Seven years ago, Eyberg taught English at Dripping Springs and spearheaded the Creative Writing program. After spending seven years away, four of those being outside the U.S. in Thailand, she experienced a unique type of culture shock.
“I sometimes don’t understand what [my students] are talking about,” Eyberg said.
As if being an adult and trying to relate to children isn’t hard enough, Eyberg also struggles to understand recent culture. However, Eyberg feels that the change in culture hasn’t affected the students that much.
“[My old students and my new students] still talk and worry about the same things,” Eyberg said.
Eyberg feels that coming back to the high school after so long away isn’t such a drastic thing, though – and for that reason, she was excited to come back.
“Dripping Springs is actually one of the more fluid schools in the country,” Eyberg said.
What she means by “fluid” is that this school tries to implement new policies and focus on different things in an effort to recognize & accomodate for the different learning patterns of individual students. Examples of this would be the GT program as well as the recent switch to Canvas, both done in an effort to streamline the classroom environment.

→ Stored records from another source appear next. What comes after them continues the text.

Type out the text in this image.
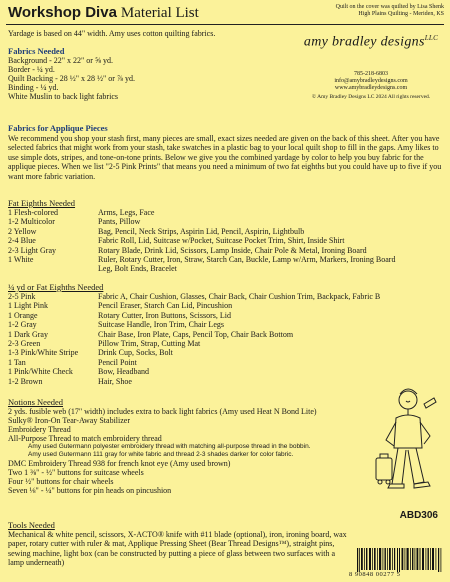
Workshop Diva Material List	Quilt on the cover was quilted by Lisa Shenk
High Plains Quilting - Meriden, KS
amy bradley designs$^{LLC}$
785-218-6803
info@amybradleydesigns.com
www.amybradleydesigns.com
© Amy Bradley Designs LC 2024 All rights reserved.
Yardage is based on 44" width. Amy uses cotton quilting fabrics.
Fabrics Needed
Background - 22" x 22" or ⅝ yd.
Border - ¼ yd.
Quilt Backing - 28 ½" x 28 ½" or ⅞ yd.
Binding - ¼ yd.
White Muslin to back light fabrics
Fabrics for Applique Pieces
We recommend you shop your stash first, many pieces are small, exact sizes needed are given on the back of this sheet. After you have selected fabrics that might work from your stash, take swatches in a plastic bag to your local quilt shop to fill in the gaps. Amy likes to use simple dots, stripes, and tone-on-tone prints. Below we give you the combined yardage by color to help you buy fabric for the applique pieces. When we list "2-5 Pink Prints" that means you need a minimum of two fat eighths but you could have up to five if you want more fabric variation.
Fat Eighths Needed
1 Flesh-colored	Arms, Legs, Face
1-2 Multicolor	Pants, Pillow
2 Yellow	Bag, Pencil, Neck Strips, Aspirin Lid, Pencil, Aspirin, Lightbulb
2-4 Blue	Fabric Roll, Lid, Suitcase w/Pocket, Suitcase Pocket Trim, Shirt, Inside Shirt
2-3 Light Gray	Rotary Blade, Drink Lid, Scissors, Lamp Inside, Chair Pole & Metal, Ironing Board
1 White	Ruler, Rotary Cutter, Iron, Straw, Starch Can, Buckle, Lamp w/Arm, Markers, Ironing Board
	Leg, Bolt Ends, Bracelet
¼ yd or Fat Eighths Needed
2-5 Pink	Fabric A, Chair Cushion, Glasses, Chair Back, Chair Cushion Trim, Backpack, Fabric B
1 Light Pink	Pencil Eraser, Starch Can Lid, Pincushion
1 Orange	Rotary Cutter, Iron Buttons, Scissors, Lid
1-2 Gray	Suitcase Handle, Iron Trim, Chair Legs
1 Dark Gray	Chair Base, Iron Plate, Caps, Pencil Top, Chair Back Bottom
2-3 Green	Pillow Trim, Strap, Cutting Mat
1-3 Pink/White Stripe	Drink Cup, Socks, Bolt
1 Tan	Pencil Point
1 Pink/White Check	Bow, Headband
1-2 Brown	Hair, Shoe
Notions Needed
2 yds. fusible web (17" width) includes extra to back light fabrics (Amy used Heat N Bond Lite)
Sulky® Iron-On Tear-Away Stabilizer
Embroidery Thread
All-Purpose Thread to match embroidery thread
Amy used Gutermann polyester embroidery thread with matching all-purpose thread in the bobbin.
Amy used Gutermann 111 gray for white fabric and thread 2-3 shades darker for color fabric.
DMC Embroidery Thread 938 for french knot eye (Amy used brown)
Two 1 ⅜" - ½" buttons for suitcase wheels
Four ½" buttons for chair wheels
Seven ⅛" - ¼" buttons for pin heads on pincushion
Tools Needed
Mechanical & white pencil, scissors, X-ACTO® knife with #11 blade (optional), iron, ironing board, wax paper, rotary cutter with ruler & mat, Applique Pressing Sheet (Bear Thread Designs™), straight pins, sewing machine, light box (can be constructed by putting a piece of glass between two surfaces with a lamp underneath)
ABD306
8 90848 00277 5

“It’s an exciting thing to experience firsthand,” Eyberg said.
Although Eyberg was excited to come back and plans to implement new curriculum for her Creative Writing and English classes, she still doubts herself and her ability to make her classroom her own, especially when the former Creative Writing teacher, Travis Crain, was so celebrated.
“I’m not going to try to emulate him, because I’m myself and fundamentally different,” Eyberg said.

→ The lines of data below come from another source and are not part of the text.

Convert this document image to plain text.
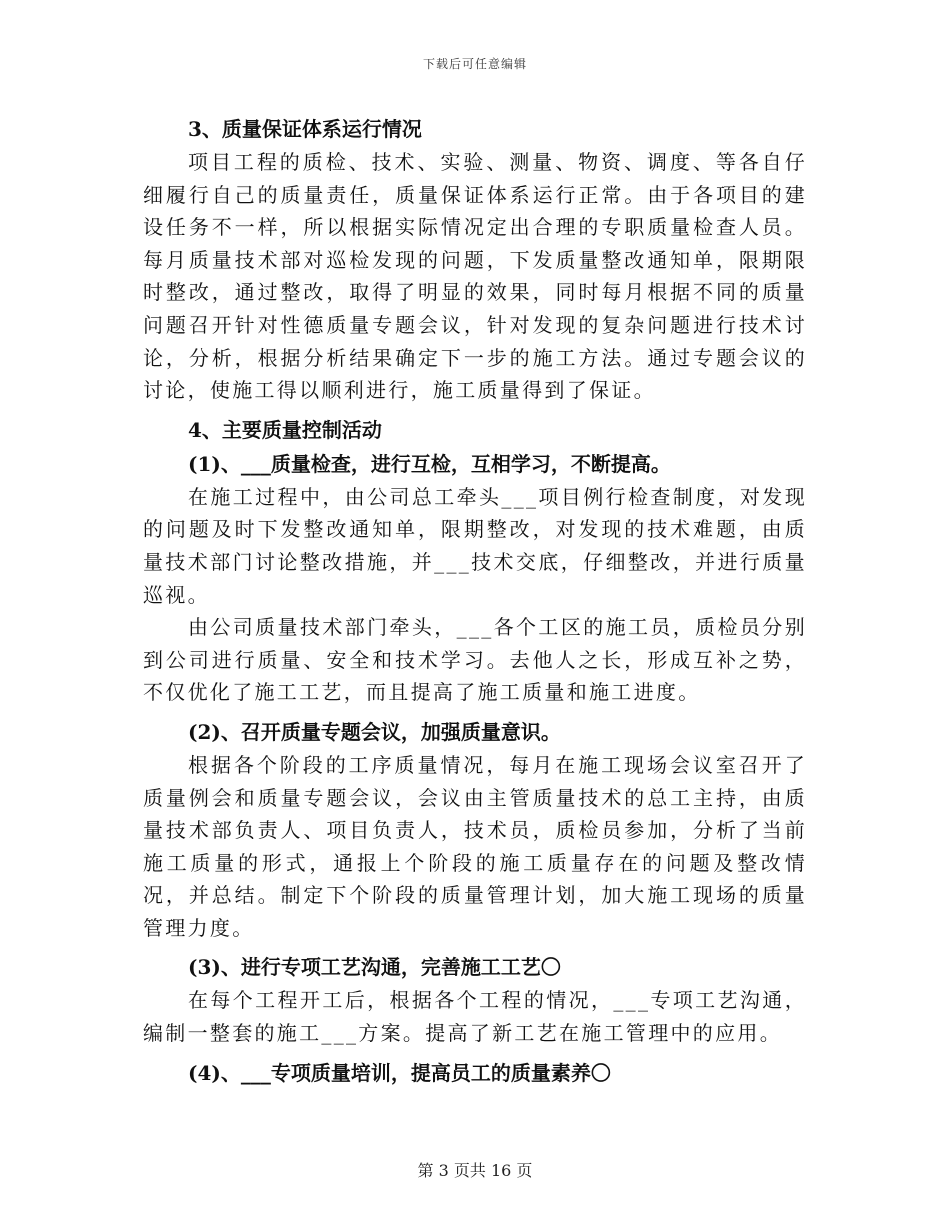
下载后可任意编辑
3、质量保证体系运行情况
项目工程的质检、技术、实验、测量、物资、调度、等各自仔细履行自己的质量责任，质量保证体系运行正常。由于各项目的建设任务不一样，所以根据实际情况定出合理的专职质量检查人员。每月质量技术部对巡检发现的问题，下发质量整改通知单，限期限时整改，通过整改，取得了明显的效果，同时每月根据不同的质量问题召开针对性德质量专题会议，针对发现的复杂问题进行技术讨论，分析，根据分析结果确定下一步的施工方法。通过专题会议的讨论，使施工得以顺利进行，施工质量得到了保证。
4、主要质量控制活动
(1)、___质量检查，进行互检，互相学习，不断提高。
在施工过程中，由公司总工牵头___项目例行检查制度，对发现的问题及时下发整改通知单，限期整改，对发现的技术难题，由质量技术部门讨论整改措施，并___技术交底，仔细整改，并进行质量巡视。
由公司质量技术部门牵头，___各个工区的施工员，质检员分别到公司进行质量、安全和技术学习。去他人之长，形成互补之势，不仅优化了施工工艺，而且提高了施工质量和施工进度。
(2)、召开质量专题会议，加强质量意识。
根据各个阶段的工序质量情况，每月在施工现场会议室召开了质量例会和质量专题会议，会议由主管质量技术的总工主持，由质量技术部负责人、项目负责人，技术员，质检员参加，分析了当前施工质量的形式，通报上个阶段的施工质量存在的问题及整改情况，并总结。制定下个阶段的质量管理计划，加大施工现场的质量管理力度。
(3)、进行专项工艺沟通，完善施工工艺〇
在每个工程开工后，根据各个工程的情况，___专项工艺沟通，编制一整套的施工___方案。提高了新工艺在施工管理中的应用。
(4)、___专项质量培训，提高员工的质量素养〇
第 3 页共 16 页
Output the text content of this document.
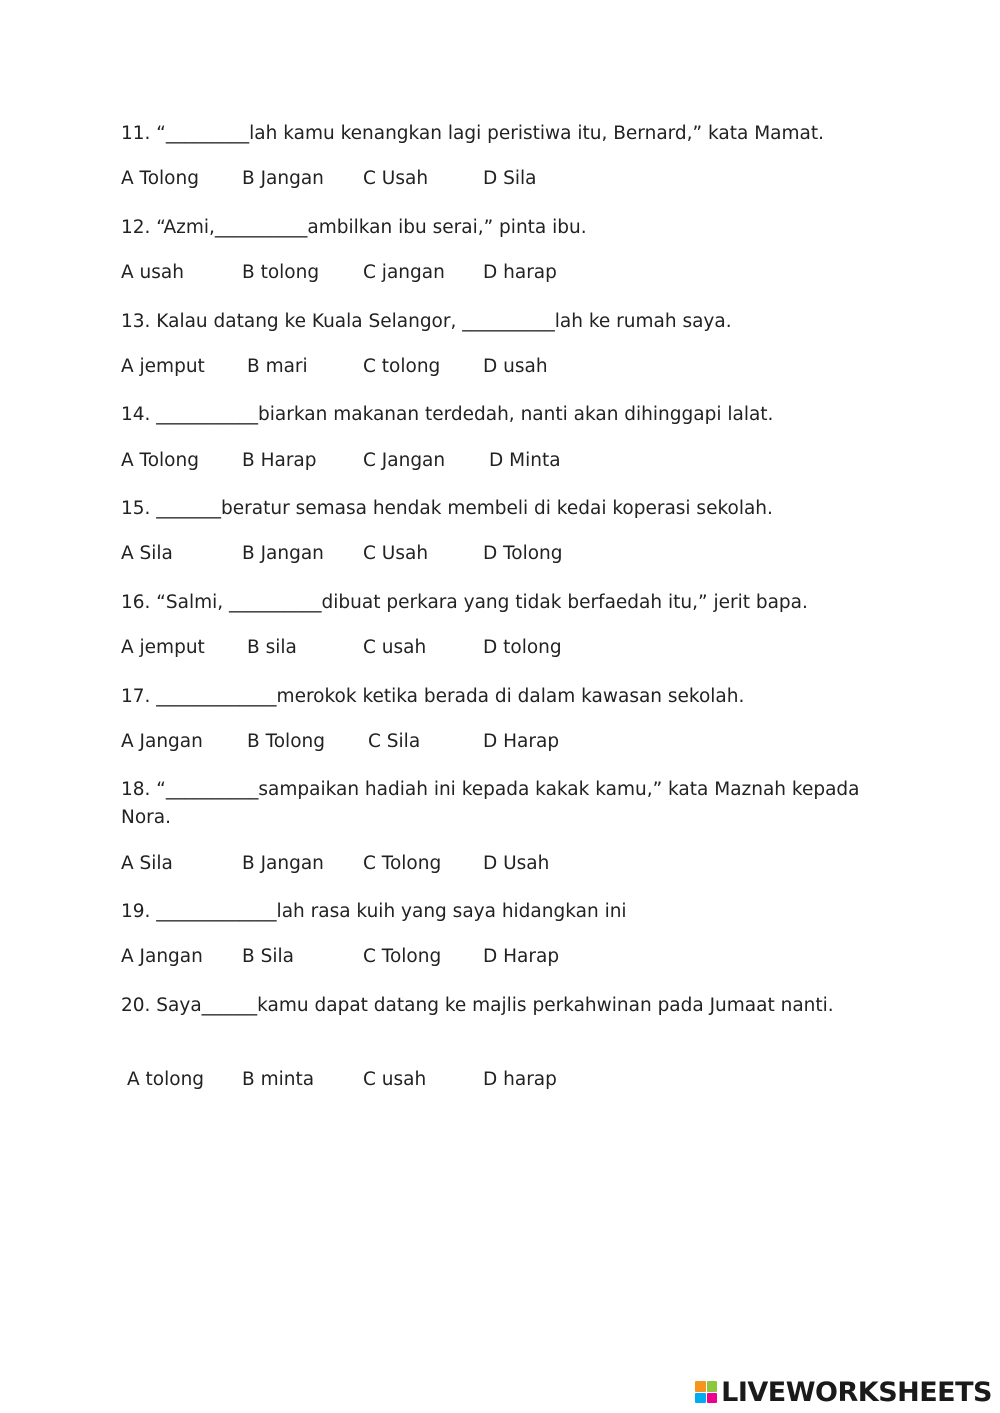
11. “_________lah kamu kenangkan lagi peristiwa itu, Bernard,” kata Mamat.
A Tolong B Jangan C Usah	D Sila
12. “Azmi,__________ambilkan ibu serai,” pinta ibu.
A usah	B tolong C jangan D harap
13. Kalau datang ke Kuala Selangor, __________lah ke rumah saya.
A jemput B mari	C tolong D usah
14. ___________biarkan makanan terdedah, nanti akan dihinggapi lalat.
A Tolong B Harap	C Jangan D Minta
15. _______beratur semasa hendak membeli di kedai koperasi sekolah.
A Sila	B Jangan C Usah	D Tolong
16. “Salmi, __________dibuat perkara yang tidak berfaedah itu,” jerit bapa.
A jemput B sila	C usah	D tolong
17. _____________merokok ketika berada di dalam kawasan sekolah.
A Jangan B Tolong C Sila	D Harap
18. “__________sampaikan hadiah ini kepada kakak kamu,” kata Maznah kepada Nora.
A Sila	B Jangan C Tolong D Usah
19. _____________lah rasa kuih yang saya hidangkan ini
A Jangan B Sila	C Tolong D Harap
20. Saya______kamu dapat datang ke majlis perkahwinan pada Jumaat nanti.
A tolong B minta	C usah	D harap
LIVEWORKSHEETS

Although she does have that slight doubt, Eyberg is completely and earnestly determined to make her mark on the high school; just as she appreciates the efforts of DSHS to create new opportunities for students, she hopes to have garnered enough experience in Thailand to truly affect her students in a meaningful way.
“I’ve gone to grad school, gone to Thailand, and I’ve seen and learned so much,” Eyberg said. “The one thing I want is to pass on anything I’ve learned to my students.”